Local titles continued to dominate the chart: comedy The Lychee Road added nearly RMB 140 million in its second weekend, while family animation The Legend of Hei 2 held fourth place. Hollywood’s latest tent‑pole fared poorly by comparison. Marvel’s The Fantastic Four: First Steps bowed in fifth with just $4.44 million, one of the franchise’s weakest Chinese openings on record. Analysts blame a crowded local slate and lukewarm pre‑release buzz, noting that the film attracted fewer than 720,000 admissions despite wide screen availability.

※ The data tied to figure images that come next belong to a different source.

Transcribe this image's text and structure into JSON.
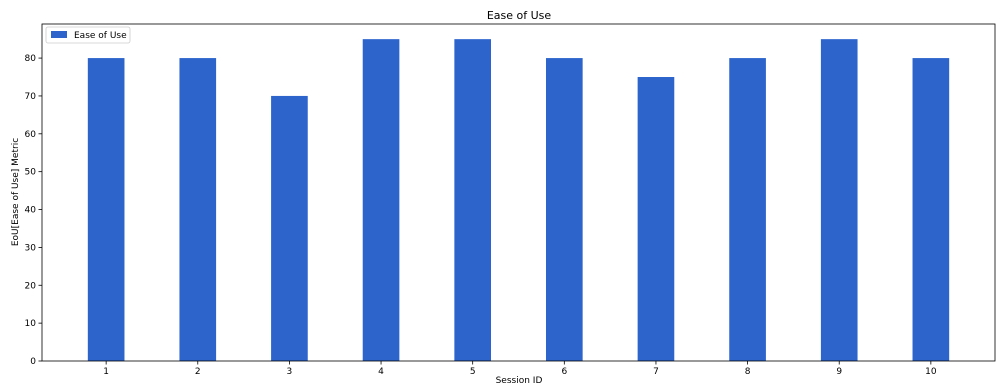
{
  "chart_data": {
    "type": "bar",
    "title": "Ease of Use",
    "xlabel": "Session ID",
    "ylabel": "EoU[Ease of Use] Metric",
    "categories": [
      "1",
      "2",
      "3",
      "4",
      "5",
      "6",
      "7",
      "8",
      "9",
      "10"
    ],
    "series": [
      {
        "name": "Ease of Use",
        "values": [
          80,
          80,
          70,
          85,
          85,
          80,
          75,
          80,
          85,
          80
        ],
        "color": "#2c64cc"
      }
    ],
    "yticks": [
      "0",
      "10",
      "20",
      "30",
      "40",
      "50",
      "60",
      "70",
      "80"
    ],
    "ylim": [
      0,
      89
    ],
    "grid": false,
    "legend_position": "top-left"
  }
}
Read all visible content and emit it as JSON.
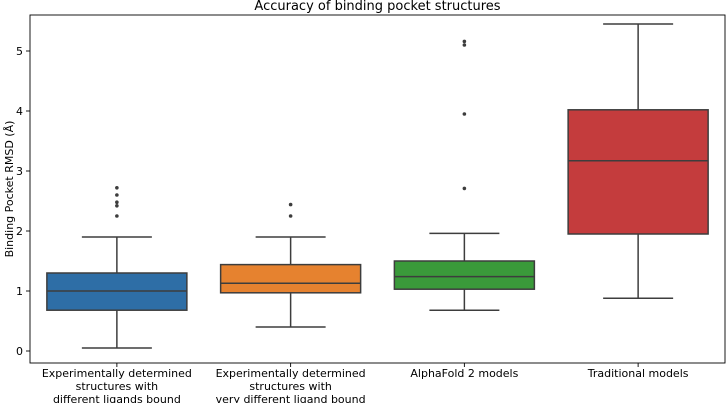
{
  "chart_data": {
    "type": "box",
    "title": "Accuracy of binding pocket structures",
    "xlabel": "",
    "ylabel": "Binding Pocket RMSD (Å)",
    "ylim": [
      -0.2,
      5.6
    ],
    "yticks": [
      0,
      1,
      2,
      3,
      4,
      5
    ],
    "grid": false,
    "categories": [
      [
        "Experimentally determined",
        "structures with",
        "different ligands bound"
      ],
      [
        "Experimentally determined",
        "structures with",
        "very different ligand bound"
      ],
      [
        "AlphaFold 2 models"
      ],
      [
        "Traditional models"
      ]
    ],
    "boxes": [
      {
        "color": "#2e6ea6",
        "whisker_low": 0.05,
        "q1": 0.68,
        "median": 1.0,
        "q3": 1.3,
        "whisker_high": 1.9,
        "outliers": [
          2.25,
          2.42,
          2.48,
          2.6,
          2.72
        ]
      },
      {
        "color": "#e6822f",
        "whisker_low": 0.4,
        "q1": 0.97,
        "median": 1.13,
        "q3": 1.44,
        "whisker_high": 1.9,
        "outliers": [
          2.25,
          2.44
        ]
      },
      {
        "color": "#3a9a3a",
        "whisker_low": 0.68,
        "q1": 1.03,
        "median": 1.24,
        "q3": 1.5,
        "whisker_high": 1.96,
        "outliers": [
          2.71,
          3.95,
          5.1,
          5.16
        ]
      },
      {
        "color": "#c43c3d",
        "whisker_low": 0.88,
        "q1": 1.95,
        "median": 3.17,
        "q3": 4.02,
        "whisker_high": 5.45,
        "outliers": []
      }
    ]
  }
}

The weekend boom arrives as authorities and city governments pour subsidies into moviegoing. Beijing’s ten‑million‑yuan “Midsummer Film Carnival” offers up to RMB 30 off each ticket, while Zhejiang and Guangdong run parallel voucher schemes worth tens of millions more. Industry trackers say such incentives, combined with attractive local content, have lifted summer box‑office revenue to roughly RMB 4.7 billion so far, narrowing the gap with last year’s haul.
Yet challenges remain: 2024’s summer season ended at RMB 11.6 billion, far below the record RMB 20.6 billion set in 2023. Trade consultants argue that a single home‑grown blockbuster surpassing RMB 3 billion could still restore confidence—and Dead to Rights now looks positioned to be that film.